Les métamorphoses du masculin
Les métamorphoses du masculin
Christine Castelain Meunier est sociologue au CNRS, au CADIS, et responsable à l’EHESS d’un séminaire de centre sur le masculin, le féminin.Elle est en outre enseignante à l’Ecole des Psychologues Praticiens (Paris) et chargée de cours au DIU de sexologie à l’Université Bordeaux 2 : « Sociologie et sexualité-Normalité sexuelle et contrôle social». Son travail est à l’origine de l’allongement du congé de paternité, ainsi que de la création du livret de paternité, mis en place par le Ministère délégué à la Famille en 2002.
Pour évoquer le masculin, les mots ne manquent pas.

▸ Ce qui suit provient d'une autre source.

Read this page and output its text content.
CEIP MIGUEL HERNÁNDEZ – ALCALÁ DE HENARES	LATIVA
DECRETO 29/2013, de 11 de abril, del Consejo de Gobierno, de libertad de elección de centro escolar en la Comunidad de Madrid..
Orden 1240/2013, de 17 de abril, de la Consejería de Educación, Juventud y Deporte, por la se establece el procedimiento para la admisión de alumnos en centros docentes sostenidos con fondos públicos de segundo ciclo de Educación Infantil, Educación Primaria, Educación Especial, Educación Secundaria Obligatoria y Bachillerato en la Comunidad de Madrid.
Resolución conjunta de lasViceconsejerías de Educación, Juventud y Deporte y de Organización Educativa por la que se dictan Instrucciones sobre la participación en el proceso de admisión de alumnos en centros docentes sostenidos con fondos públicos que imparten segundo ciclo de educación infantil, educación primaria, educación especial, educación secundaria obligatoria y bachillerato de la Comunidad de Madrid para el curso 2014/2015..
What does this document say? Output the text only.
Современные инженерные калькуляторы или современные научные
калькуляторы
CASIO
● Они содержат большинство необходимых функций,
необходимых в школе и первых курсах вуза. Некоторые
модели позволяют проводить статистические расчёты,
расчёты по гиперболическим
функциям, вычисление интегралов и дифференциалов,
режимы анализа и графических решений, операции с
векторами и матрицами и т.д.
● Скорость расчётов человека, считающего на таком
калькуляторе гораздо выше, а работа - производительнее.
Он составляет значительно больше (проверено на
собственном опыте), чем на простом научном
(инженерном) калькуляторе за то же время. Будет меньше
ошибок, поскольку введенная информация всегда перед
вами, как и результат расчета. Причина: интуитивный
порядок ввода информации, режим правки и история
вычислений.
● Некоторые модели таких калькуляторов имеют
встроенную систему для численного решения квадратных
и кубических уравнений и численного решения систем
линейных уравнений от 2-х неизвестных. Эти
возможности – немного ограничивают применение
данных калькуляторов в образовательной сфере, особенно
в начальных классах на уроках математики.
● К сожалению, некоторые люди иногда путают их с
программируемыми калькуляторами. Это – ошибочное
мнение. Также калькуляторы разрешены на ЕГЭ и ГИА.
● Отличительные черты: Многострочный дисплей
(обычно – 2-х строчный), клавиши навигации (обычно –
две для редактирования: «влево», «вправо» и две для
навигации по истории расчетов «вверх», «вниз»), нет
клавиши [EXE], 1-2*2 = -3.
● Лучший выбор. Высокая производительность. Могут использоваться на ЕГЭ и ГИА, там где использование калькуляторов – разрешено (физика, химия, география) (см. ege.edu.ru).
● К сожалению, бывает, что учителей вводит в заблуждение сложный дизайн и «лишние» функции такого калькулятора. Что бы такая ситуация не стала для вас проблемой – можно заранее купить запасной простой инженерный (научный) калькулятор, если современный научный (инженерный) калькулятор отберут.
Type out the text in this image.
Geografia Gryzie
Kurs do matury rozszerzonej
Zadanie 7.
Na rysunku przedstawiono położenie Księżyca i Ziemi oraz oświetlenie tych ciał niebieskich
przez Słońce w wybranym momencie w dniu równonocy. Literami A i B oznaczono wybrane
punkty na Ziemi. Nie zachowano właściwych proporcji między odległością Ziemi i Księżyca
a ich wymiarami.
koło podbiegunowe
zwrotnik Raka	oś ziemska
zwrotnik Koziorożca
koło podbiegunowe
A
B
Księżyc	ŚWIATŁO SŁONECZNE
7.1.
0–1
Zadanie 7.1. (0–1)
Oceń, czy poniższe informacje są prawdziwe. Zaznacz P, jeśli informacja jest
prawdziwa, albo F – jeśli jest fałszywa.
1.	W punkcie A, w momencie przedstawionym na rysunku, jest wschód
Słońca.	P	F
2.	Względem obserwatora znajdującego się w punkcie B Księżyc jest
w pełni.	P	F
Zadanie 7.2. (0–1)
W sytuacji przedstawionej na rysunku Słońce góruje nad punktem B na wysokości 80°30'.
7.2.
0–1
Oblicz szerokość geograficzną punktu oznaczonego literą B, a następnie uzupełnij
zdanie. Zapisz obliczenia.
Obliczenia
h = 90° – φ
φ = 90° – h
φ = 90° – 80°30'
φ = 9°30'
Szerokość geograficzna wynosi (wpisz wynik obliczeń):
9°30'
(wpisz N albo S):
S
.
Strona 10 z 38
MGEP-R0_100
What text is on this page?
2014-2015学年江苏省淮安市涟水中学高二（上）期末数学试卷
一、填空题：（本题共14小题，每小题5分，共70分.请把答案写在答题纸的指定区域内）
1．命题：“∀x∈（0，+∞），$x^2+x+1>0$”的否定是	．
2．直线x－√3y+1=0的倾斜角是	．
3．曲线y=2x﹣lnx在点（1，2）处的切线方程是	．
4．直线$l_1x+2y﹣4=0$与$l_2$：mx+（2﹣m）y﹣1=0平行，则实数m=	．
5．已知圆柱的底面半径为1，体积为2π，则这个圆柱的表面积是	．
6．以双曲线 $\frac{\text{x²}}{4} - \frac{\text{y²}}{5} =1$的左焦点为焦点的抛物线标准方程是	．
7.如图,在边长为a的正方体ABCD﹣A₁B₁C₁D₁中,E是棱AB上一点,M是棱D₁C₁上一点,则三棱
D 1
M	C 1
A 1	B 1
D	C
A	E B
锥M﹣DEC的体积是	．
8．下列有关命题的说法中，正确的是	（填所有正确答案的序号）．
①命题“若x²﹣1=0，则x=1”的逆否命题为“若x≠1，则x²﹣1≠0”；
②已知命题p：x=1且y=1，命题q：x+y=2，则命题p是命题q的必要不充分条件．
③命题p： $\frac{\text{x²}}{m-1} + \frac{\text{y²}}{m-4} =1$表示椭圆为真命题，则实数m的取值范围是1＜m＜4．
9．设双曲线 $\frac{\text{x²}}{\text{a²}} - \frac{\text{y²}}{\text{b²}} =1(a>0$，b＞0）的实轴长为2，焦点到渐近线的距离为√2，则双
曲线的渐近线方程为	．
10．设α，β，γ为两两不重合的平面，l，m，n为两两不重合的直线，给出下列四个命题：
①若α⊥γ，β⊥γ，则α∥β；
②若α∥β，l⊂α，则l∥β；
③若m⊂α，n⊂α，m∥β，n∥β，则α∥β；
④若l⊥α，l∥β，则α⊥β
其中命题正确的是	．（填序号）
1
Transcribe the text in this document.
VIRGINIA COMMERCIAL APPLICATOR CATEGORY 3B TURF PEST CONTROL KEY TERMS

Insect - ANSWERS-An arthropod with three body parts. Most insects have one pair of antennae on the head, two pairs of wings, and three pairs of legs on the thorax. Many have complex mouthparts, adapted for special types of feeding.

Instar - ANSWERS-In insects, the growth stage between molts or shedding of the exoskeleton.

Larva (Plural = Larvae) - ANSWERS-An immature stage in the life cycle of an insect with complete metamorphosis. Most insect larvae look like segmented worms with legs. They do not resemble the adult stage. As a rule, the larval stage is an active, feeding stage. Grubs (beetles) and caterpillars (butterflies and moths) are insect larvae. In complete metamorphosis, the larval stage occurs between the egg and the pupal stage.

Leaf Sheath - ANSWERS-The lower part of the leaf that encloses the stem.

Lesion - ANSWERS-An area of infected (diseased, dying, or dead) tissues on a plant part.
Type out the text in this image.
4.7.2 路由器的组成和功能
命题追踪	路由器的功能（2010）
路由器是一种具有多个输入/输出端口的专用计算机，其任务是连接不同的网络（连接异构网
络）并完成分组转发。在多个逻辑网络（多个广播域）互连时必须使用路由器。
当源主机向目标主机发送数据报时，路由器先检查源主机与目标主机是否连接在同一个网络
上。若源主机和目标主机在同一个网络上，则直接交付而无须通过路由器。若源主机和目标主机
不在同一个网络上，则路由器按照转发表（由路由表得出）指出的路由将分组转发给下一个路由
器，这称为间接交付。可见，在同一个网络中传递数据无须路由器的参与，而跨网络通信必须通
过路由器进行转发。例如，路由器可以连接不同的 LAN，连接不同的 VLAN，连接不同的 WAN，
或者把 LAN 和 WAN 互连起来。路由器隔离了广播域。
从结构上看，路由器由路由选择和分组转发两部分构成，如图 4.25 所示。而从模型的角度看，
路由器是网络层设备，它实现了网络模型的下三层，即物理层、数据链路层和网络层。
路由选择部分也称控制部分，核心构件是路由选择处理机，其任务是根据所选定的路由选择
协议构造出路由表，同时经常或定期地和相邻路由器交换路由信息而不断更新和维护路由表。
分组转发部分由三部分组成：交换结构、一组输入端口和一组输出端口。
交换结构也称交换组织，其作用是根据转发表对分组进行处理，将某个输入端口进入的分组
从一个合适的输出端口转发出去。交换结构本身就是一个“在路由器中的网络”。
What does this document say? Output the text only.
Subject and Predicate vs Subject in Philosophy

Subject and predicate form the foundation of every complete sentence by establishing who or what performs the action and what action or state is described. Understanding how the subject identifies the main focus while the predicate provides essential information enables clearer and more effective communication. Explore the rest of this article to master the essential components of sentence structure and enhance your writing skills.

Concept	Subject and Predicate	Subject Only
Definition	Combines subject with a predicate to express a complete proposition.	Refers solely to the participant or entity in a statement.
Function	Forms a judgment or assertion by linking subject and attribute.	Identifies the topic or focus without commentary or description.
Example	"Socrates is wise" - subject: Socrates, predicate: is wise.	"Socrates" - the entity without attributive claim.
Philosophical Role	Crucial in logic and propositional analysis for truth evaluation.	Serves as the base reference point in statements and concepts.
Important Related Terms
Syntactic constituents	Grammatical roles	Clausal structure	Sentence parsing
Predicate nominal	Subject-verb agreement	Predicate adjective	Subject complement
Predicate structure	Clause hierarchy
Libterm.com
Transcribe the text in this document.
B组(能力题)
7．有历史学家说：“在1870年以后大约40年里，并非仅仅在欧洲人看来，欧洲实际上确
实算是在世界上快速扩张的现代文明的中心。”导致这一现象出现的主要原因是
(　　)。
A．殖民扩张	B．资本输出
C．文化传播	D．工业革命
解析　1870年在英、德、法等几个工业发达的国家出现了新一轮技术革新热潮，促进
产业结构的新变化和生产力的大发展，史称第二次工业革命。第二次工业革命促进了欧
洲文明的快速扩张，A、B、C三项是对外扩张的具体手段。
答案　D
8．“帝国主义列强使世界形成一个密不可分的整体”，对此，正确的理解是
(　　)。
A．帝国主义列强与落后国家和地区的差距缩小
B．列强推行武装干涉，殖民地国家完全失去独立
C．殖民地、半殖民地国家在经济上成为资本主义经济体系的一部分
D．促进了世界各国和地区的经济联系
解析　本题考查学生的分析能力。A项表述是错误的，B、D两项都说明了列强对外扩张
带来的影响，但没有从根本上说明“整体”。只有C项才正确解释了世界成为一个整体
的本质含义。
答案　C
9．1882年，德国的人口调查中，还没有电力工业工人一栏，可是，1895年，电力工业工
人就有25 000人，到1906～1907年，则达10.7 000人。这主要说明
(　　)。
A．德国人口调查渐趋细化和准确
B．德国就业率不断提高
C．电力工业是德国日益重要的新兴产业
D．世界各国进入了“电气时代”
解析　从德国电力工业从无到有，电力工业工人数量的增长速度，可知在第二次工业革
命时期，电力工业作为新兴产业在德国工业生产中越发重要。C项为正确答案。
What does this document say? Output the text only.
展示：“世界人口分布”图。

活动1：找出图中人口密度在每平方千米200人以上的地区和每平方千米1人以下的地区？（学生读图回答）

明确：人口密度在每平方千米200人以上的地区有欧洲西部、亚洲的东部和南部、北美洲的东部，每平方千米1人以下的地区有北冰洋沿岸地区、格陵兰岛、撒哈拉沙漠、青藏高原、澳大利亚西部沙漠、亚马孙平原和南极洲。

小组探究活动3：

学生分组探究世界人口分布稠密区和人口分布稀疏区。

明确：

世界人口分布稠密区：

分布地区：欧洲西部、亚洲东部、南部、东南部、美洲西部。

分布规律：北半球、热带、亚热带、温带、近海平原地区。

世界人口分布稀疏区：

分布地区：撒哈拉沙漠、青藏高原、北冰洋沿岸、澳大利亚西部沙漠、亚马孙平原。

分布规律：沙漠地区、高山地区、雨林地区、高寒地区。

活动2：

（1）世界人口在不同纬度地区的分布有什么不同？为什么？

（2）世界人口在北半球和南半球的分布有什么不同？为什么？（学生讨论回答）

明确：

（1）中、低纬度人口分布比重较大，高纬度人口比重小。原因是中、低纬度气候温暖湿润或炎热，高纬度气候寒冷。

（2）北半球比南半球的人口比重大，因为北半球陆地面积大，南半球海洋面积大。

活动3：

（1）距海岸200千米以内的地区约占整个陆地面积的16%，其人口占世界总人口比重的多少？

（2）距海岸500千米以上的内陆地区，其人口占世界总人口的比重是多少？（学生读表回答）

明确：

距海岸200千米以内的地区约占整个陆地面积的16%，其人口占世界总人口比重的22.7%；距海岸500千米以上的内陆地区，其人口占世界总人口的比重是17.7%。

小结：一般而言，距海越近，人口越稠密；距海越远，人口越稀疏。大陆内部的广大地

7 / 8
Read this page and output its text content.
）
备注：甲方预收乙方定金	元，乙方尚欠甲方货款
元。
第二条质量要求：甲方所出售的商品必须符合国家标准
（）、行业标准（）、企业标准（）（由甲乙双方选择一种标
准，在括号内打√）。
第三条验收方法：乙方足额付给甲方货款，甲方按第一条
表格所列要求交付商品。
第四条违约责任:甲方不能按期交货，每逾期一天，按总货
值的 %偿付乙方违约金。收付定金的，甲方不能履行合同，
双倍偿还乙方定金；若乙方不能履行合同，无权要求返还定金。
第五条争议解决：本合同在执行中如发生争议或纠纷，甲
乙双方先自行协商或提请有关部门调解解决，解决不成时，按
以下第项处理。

On parle de crise ou de néo-machisme, avec cette référence au redoublement de la violence ; ou encore, tout simplement, on constate la continuité, dans le sens de la domination du masculin sur le féminin. Mais on évoque aussi le changement, les ruptures…
Nul doute que le masculin fasse désormais parler de lui, d’autant que les cultural studies et le mouvement queer parient sur la disparition des frontières et des clivages entre le masculin et le féminin, et donc sur la disparition du genre. Et pourtant, ce thème du masculin, auquel il est largement fait allusion dans les médias, dans les sondages et les enquêtes, constitue rarement l’objet de vrais débats, même si la manière d’être des hommes imprègne la vie quotidienne, la vie politique et la vie professionnelle. On l’aura compris, ce livre propose donc de faire le point sur les changements, avec le recul que le temps écoulé autorise.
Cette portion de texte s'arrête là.